Porém, mesmo em um ambiente hostil, diversos seres sobrevivem, como as pessoas negras que estão existindo e lutando, dia após dia, se cuidado adequadamente como a terra arenosa.Tais sujeitos têm um grande potencial para se despertar e desviar-se desse ambiente desértico, tanto no âmbito subjetivo quanto no âmbito social, conforme se nota em “Prestar eu até presto/mas não sirvo” (p. 39). Assim, é possível se retirar desse ambiente onde as pessoas negras são vistas como seres de servidão e onde todos precisam ter uma função, ou não são de valor para a sociedade. Pensando na mulher negra, o serviço de servidão ainda existente hoje é herança do período da escravização, mas Júlia coloca essa mulher na posição de dona de seu próprio destino e de suas ações. Assim como o solo arenoso, Júlia deixa toda a água das dores, dos receios, das indignações escoarem e seguirem o seu caminho, para que assim nada fique retido em seu interior.

Na segunda parte, Argilosa, tem-se a terra argilosa, que, além de rica em argila, é microporosa, úmida e viável para o cultivo. Nesse momento, vemos como a escritora maneja seus poemas, da mesma forma que a artesã manipula a argila para dar forma a algo novo. Como a argila, os poemas são microporosos, absorvem e retêm a água dos costumes ancestrais em contradição aos costumes coloniais. A autora celebra essa tradição e os saberes negros, assim como a arte ancestral de transformar a argila em vasos e em outros objetos, de acordo com o que se lê em “Na esteira em que durmo” (p. 46), “Arredó é licença” (p. 52), “Gosto de cozinhar porque não me deixaram aprender feitiço” (p. 54) e em “Prefiro comer com as mãos” (p. 58). Nos dois últimos, sugere-se como a cultura hegemônica impediu as pessoas negras de praticarem saberes ancestrais.

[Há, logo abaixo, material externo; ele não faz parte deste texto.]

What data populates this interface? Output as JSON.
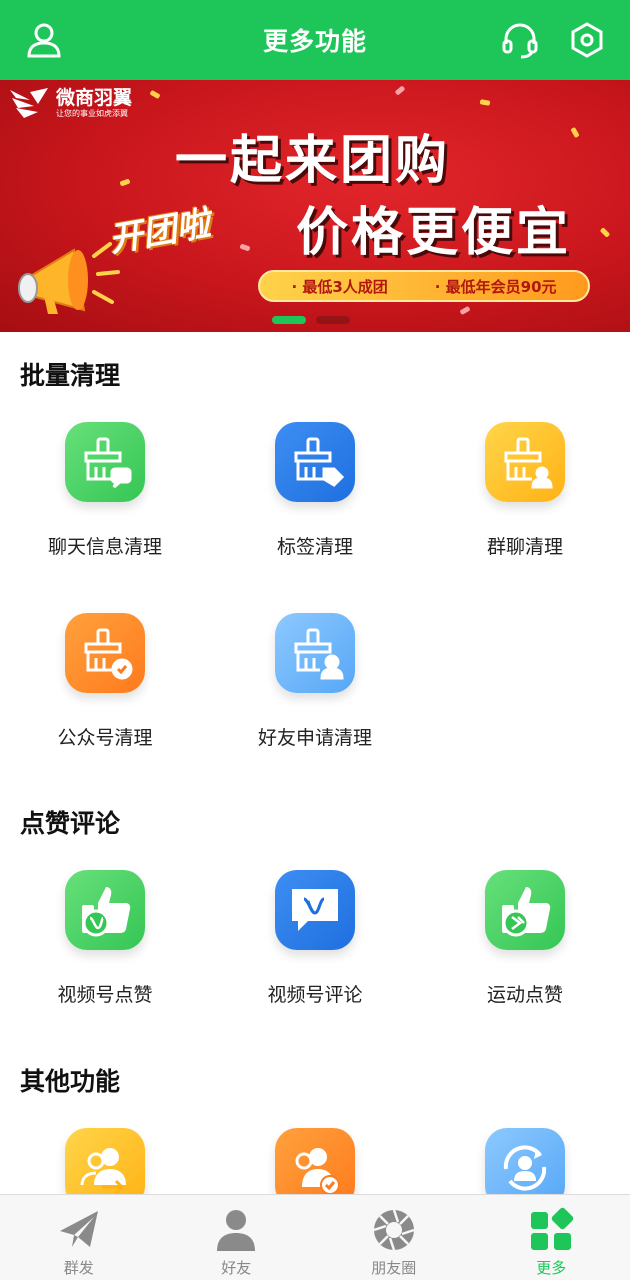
{
  "header": {
    "title": "更多功能",
    "icons": [
      "user-icon",
      "headset-icon",
      "settings-icon"
    ]
  },
  "banner": {
    "logo_name": "微商羽翼",
    "logo_slogan": "让您的事业如虎添翼",
    "headline1": "一起来团购",
    "headline2": "价格更便宜",
    "tag": "开团啦",
    "pill_items": [
      "· 最低3人成团",
      "· 最低年会员90元"
    ],
    "active_slide": 0
  },
  "sections": [
    {
      "title": "批量清理",
      "items": [
        {
          "label": "聊天信息清理",
          "icon": "broom-chat-icon",
          "color": "green"
        },
        {
          "label": "标签清理",
          "icon": "broom-tag-icon",
          "color": "blue"
        },
        {
          "label": "群聊清理",
          "icon": "broom-group-icon",
          "color": "yellow"
        },
        {
          "label": "公众号清理",
          "icon": "broom-official-account-icon",
          "color": "orange"
        },
        {
          "label": "好友申请清理",
          "icon": "broom-friend-request-icon",
          "color": "lightblue"
        }
      ]
    },
    {
      "title": "点赞评论",
      "items": [
        {
          "label": "视频号点赞",
          "icon": "thumbs-up-video-icon",
          "color": "green"
        },
        {
          "label": "视频号评论",
          "icon": "comment-video-icon",
          "color": "blue"
        },
        {
          "label": "运动点赞",
          "icon": "thumbs-up-sport-icon",
          "color": "green"
        }
      ]
    },
    {
      "title": "其他功能",
      "items": [
        {
          "label": "",
          "icon": "users-transfer-icon",
          "color": "yellow"
        },
        {
          "label": "",
          "icon": "users-check-icon",
          "color": "orange"
        },
        {
          "label": "",
          "icon": "user-refresh-icon",
          "color": "lightblue"
        }
      ]
    }
  ],
  "bottom_nav": [
    {
      "label": "群发",
      "icon": "paper-plane-icon",
      "active": false
    },
    {
      "label": "好友",
      "icon": "person-icon",
      "active": false
    },
    {
      "label": "朋友圈",
      "icon": "aperture-icon",
      "active": false
    },
    {
      "label": "更多",
      "icon": "grid-icon",
      "active": true
    }
  ],
  "colors": {
    "primary": "#1ec65a",
    "banner_red": "#c8161c",
    "nav_inactive": "#888888"
  }
}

Já em “Gosto de cozinhar porque não me deixaram aprender feitiço”, diz-se: “Quando falo de conhecimento negado/são tantas outras portas/além da história factível e relatada/ Digo das plantas/digo do cheiro das plantas/sinto que conheço mas não sei para o que serve/ou se sirvo” (p. 54). Para rebater esse conhecimento que lhe foi negado, o sujeito poético nos diz: “Faço questão de inventar e desobedecer/qualquer receita que ofereça” (p. 55). Como uma espécie de cura e resgate, a autora cria outro conhecimento no qual ninguém poderá se intrometer, além de descobertas que estão sob o seu controle, e não no dos outros.

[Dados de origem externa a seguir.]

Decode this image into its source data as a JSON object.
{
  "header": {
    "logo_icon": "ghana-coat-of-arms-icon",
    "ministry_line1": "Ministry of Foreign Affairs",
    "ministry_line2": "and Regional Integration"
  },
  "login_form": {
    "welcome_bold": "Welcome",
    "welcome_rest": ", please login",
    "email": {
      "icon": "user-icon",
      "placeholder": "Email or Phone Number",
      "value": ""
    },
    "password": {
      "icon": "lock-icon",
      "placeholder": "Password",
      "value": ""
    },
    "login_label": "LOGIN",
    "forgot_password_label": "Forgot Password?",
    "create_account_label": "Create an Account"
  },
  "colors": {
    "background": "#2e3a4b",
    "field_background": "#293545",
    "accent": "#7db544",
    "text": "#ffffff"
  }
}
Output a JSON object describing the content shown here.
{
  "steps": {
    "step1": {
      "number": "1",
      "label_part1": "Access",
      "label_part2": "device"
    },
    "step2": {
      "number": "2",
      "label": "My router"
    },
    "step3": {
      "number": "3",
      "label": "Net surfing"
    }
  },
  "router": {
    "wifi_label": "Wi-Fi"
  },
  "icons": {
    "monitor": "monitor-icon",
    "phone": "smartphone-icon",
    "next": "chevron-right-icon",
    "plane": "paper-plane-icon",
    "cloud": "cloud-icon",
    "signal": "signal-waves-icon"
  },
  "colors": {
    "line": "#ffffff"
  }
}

Essa forma de contestar costumes engessados e elitistas também é vista no poema “Prefiro comer com as mãos”, em que, com certa ironia, questionam-se tais costumes: “Quem sabe agora descobrirá talheres/Afinal essa gente requer civilidade/forrar bem o colo/com guardanapo de tecido branco/na tentativa que não apareça mais verdades/ou calcinhas de renda/Mas isso só após/ ter me lambuzado a cara/e chupar os dedos/ um por um” (p.59). Antes de seguir o costume pré-estabelecido, ela vai se lambuzar e chupar os dedos, num gesto de preservação de um costume e de sua valorização. É uma forma de agir dentro do sistema, mas fabulando outra ideia contrária ao que se passa. Além disso, o poema “Aquilo que não muda já aceitou a sua morte” (p. 48) revela outro aspecto da terra argilosa, que é o de ter uma abertura, uma disposição à mudança e dar novas formas ao próprio ser. A argila, mesmo após seca, fica submersa em água, retorna ao seu estado inicial, pronta para sofrer inúmeras transformações. É através das metamorfoses que o conhecimento e o saber são obtidos, estar fechado ao seu redor é estar se colocando em risco, como se lê em “Afastar da roda, não é sair do jogo” (p. 52). Pelo contrário, sair da roda é observar o entorno do jogo, é estar atento ao que está por vir e ampliar seus horizontes.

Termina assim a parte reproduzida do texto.